Breast cancer has an enormous amount of funding and awareness, as it affects millions of woman worldwide. With the recent hubbub around Angelina Jolie’s decision to have a double mastectomy after discovering her BRCA1 gene left her particularly vulnerable to breast cancer, we wanted to highlight what types of rare diseases may affect breasts, especially considering that lessons from commons diseases can be applied toward rare disease.

The symptoms for rare diseases of the breast can vary widely.

Inflammatory breast cancer1

This rare version of breast cancer aggressively blocks lymph vessels in the skin, causing swelling and redness. Since it affects the lymph nodes (including milk ducts), it may spread quickly. It may be difficult to notice as there may be no distinctive lump or abnormality, and its symptoms overlap with other possible issues. The rare disease affects around 5% of breast cancer cases.
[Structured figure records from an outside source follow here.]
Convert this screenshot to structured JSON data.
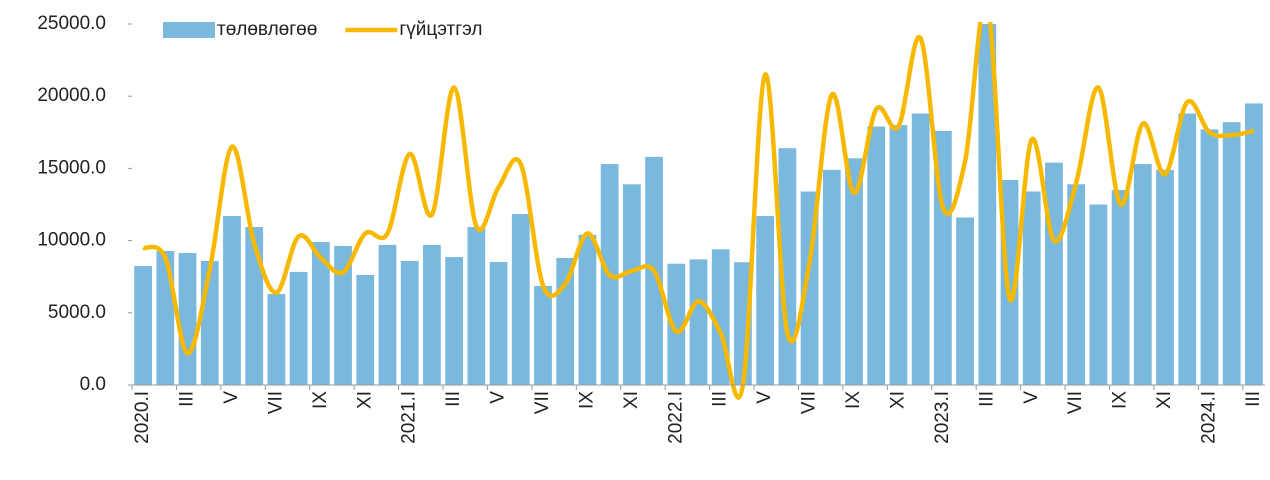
{
  "chart_data": {
    "type": "bar_line",
    "categories": [
      "2020.I",
      null,
      "III",
      null,
      "V",
      null,
      "VII",
      null,
      "IX",
      null,
      "XI",
      null,
      "2021.I",
      null,
      "III",
      null,
      "V",
      null,
      "VII",
      null,
      "IX",
      null,
      "XI",
      null,
      "2022.I",
      null,
      "III",
      null,
      "V",
      null,
      "VII",
      null,
      "IX",
      null,
      "XI",
      null,
      "2023.I",
      null,
      "III",
      null,
      "V",
      null,
      "VII",
      null,
      "IX",
      null,
      "XI",
      null,
      "2024.I",
      null,
      "III"
    ],
    "series": [
      {
        "name": "төлөвлөгөө",
        "type": "bar",
        "color": "#7ab9dd",
        "values": [
          8240,
          9280,
          9140,
          8590,
          11700,
          10940,
          6300,
          7830,
          9900,
          9630,
          7620,
          9700,
          8590,
          9700,
          8860,
          10940,
          8520,
          11840,
          6860,
          8800,
          10400,
          15300,
          13900,
          15800,
          8400,
          8700,
          9400,
          8500,
          11700,
          16400,
          13400,
          14900,
          15700,
          17900,
          18000,
          18800,
          17600,
          11600,
          25000,
          14200,
          13400,
          15400,
          13900,
          12500,
          13500,
          15300,
          14900,
          18800,
          17700,
          18200,
          19500
        ]
      },
      {
        "name": "гүйцэтгэл",
        "type": "line",
        "color": "#f7b900",
        "values": [
          9500,
          8800,
          2200,
          8000,
          16500,
          9800,
          6400,
          10300,
          8800,
          7800,
          10500,
          10500,
          16000,
          11800,
          20600,
          11000,
          13700,
          15300,
          6900,
          7000,
          10500,
          7600,
          7900,
          7900,
          3700,
          5800,
          3600,
          0,
          21500,
          3600,
          8500,
          20100,
          13300,
          19100,
          17900,
          24000,
          12300,
          15500,
          26500,
          6000,
          17000,
          10000,
          14000,
          20600,
          12500,
          18100,
          14600,
          19600,
          17500,
          17300,
          17600
        ]
      }
    ],
    "ylim": [
      0,
      25000
    ],
    "yticks": [
      {
        "value": 0,
        "label": "0.0"
      },
      {
        "value": 5000,
        "label": "5000.0"
      },
      {
        "value": 10000,
        "label": "10000.0"
      },
      {
        "value": 15000,
        "label": "15000.0"
      },
      {
        "value": 20000,
        "label": "20000.0"
      },
      {
        "value": 25000,
        "label": "25000.0"
      }
    ],
    "legend": "top-left"
  }
}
Paget’s Disease of the Breast2

Paget’s Disease exhibits darkening and inflammation of the nipple and areola. It is accompanied with itching, crusty skin, and possible discharge. While the disease still requires more research, it is believed that a tumor has affected the milk ducts. The rare disease affects ~1-4% of all cases.

Extremely rare diseases

Although not identified as a rare disease by the National Organization for Rare Disease (NORD), two other disorders include Idiopathic granulomatous mastitis (IGM)3 and Calciphylaxis.4 IGM can only be identified by biopsy and Calciphylaxis is typically associated with Stage 5 kidney diseases, and can occasionally affect the breasts. Symptoms of the former are similar to normal breast cancer, while the latter would have very distinct markings.

What to do

Breast cancer foundations and educators have done a terrific job at raising awareness for self testing and occasional mammograms. Genetic predisposition can provide even greater predictive information for these diseases, but it may come at a greater cost. Insurance is more resistant to covering tests for less common genetic markers,5 but one can only hope that with the ever decreasing cost of testing and personalized medicine, hopefully it will soon become standard to evaluate genetic vulnerabilities to common and rare diseases.